Mientras escribo estas líneas cae mansa la lluvia al otro lado de la ventana. ¿Mansa? ¿De dónde viene esa mansedumbre? De mí, por supuesto. Pues no hay lluvia mansa, ni hay lluvia bronca, ni la hay triste, ni tampoco alegre, ni -a pesar a Borges- existe algo así como una lluvia «minuciosa». Podemos atribuir a la lluvia todas las cualidades que deseemos, pero lo cierto es que la lluvia es solo lluvia. Si no hubiera nadie que la escuchara, seguiría lloviendo. Sin adjetivos.
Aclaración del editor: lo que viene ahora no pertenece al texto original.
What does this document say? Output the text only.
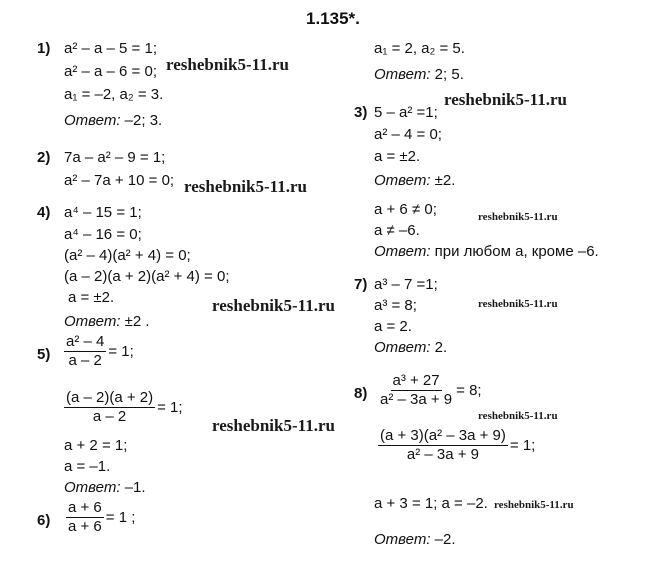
1.135*.
1) a² – a – 5 = 1;
a² – a – 6 = 0;
a₁ = –2, a₂ = 3.
Ответ: –2; 3.
2) 7a – a² – 9 = 1;
a² – 7a + 10 = 0;
a₁ = 2, a₂ = 5.
Ответ: 2; 5.
3) 5 – a² =1;
a² – 4 = 0;
a = ±2.
Ответ: ±2.
4) a⁴ – 15 = 1;
a⁴ – 16 = 0;
(a² – 4)(a² + 4) = 0;
(a – 2)(a + 2)(a² + 4) = 0;
a = ±2.
Ответ: ±2 .
$5) \frac{\text{a² – 4}}{a - 2} = 1$;
$\frac{(a - 2)(a + 2)}{a - 2} = 1$;
a + 2 = 1;
a = –1.
Ответ: –1.
$6) \frac{a + 6}{a + 6} = 1$ ;
a + 6 ≠ 0;
a ≠ –6.
Ответ: при любом a, кроме –6.
7) a³ – 7 =1;
a³ = 8;
a = 2.
Ответ: 2.
$8) \frac{\text{a³ + 27}}{\text{a² – 3a + 9}} = 8$;
$\frac{\text{(a + 3)(a² – 3a + 9)}}{\text{a² – 3a + 9}} = 1$;
a + 3 = 1; a = –2.
Ответ: –2.
reshebnik5-11.ru
reshebnik5-11.ru
reshebnik5-11.ru
reshebnik5-11.ru
reshebnik5-11.ru
reshebnik5-11.ru
reshebnik5-11.ru
reshebnik5-11.ru
reshebnik5-11.ru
Hubo un tiempo en el que llovía siempre de este modo, tan ajeno a la retórica. Vivíamos a la intemperie. El fragor de la lluvia nos empujaba a buscar refugio bajo un árbol o en la oscuridad de una caverna. El rayo que reventaba la noche nos hacía ver lo pequeños que éramos en el interior de aquella rendija. Luego inventamos la agricultura, y por fin crecimos un poco: la lluvia se hizo recurso. ¡Pero era tan poco previsible! Si llegaba con mesura, era ella la que nos servía el pan en la mesa; si lo hacía a trompicones y de malos modos, pudría las raíces de los sembrados; si se retrasaba, agostaba la cosecha. ¡Cómo nos hubiera gustado domesticar también al aguacero, de manera que descargara solo cuando fuera preciso! Con plegarias a los dioses intentamos ese cultivo. Sin éxito. Aún hoy sienten los agricultores que en la lluvia (o en su ausencia) les va la vida, pese a los sofisticados sistemas de regadío y a las pólizas de seguros.

Una civilización primero fabril, luego de servicios, rompió nuestro vínculo con la lluvia y, en general, con cualquier desaire que pudiera infligirnos una naturaleza que, mientras tanto, había perdido para nosotros garras y hocico. Fue entonces cuando advino el lujo de la falsa nostalgia. Pues solo añora la naturaleza quien se sabe a salvo de sus zarpazos. En nuestras guarecidas existencias la lluvia es solo la incomodidad del paraguas y esos charcos pendencieros que nos hacen desviar el paso por las aceras. La naturaleza -de la que la lluvia es solo una de sus caras- apenas nos asusta; incluso hay quienes, arrellanados en sus sillones, se lamentan de lo mala que es la civilización y lo bueno de aquel tiempo en el que eran uno con la Madre Tierra, de cuyo útero se sienten arrancados. En cuanto a la lluvia, el poeta juega a transmutarla en la palabra «lluvia», tan solo para ataviarla luego -como si fuera una muñeca- con toda clase de adjetivos.

Pero para la mayoría de nosotros, atareados citadinos sin tiempo para trenzar versos, la lluvia -disuelta en un jarabe de flautas anémicas, cuencos tibetanos y vaporosos sintetizadores- ha visto reducido su alcance al de simple música ambiental.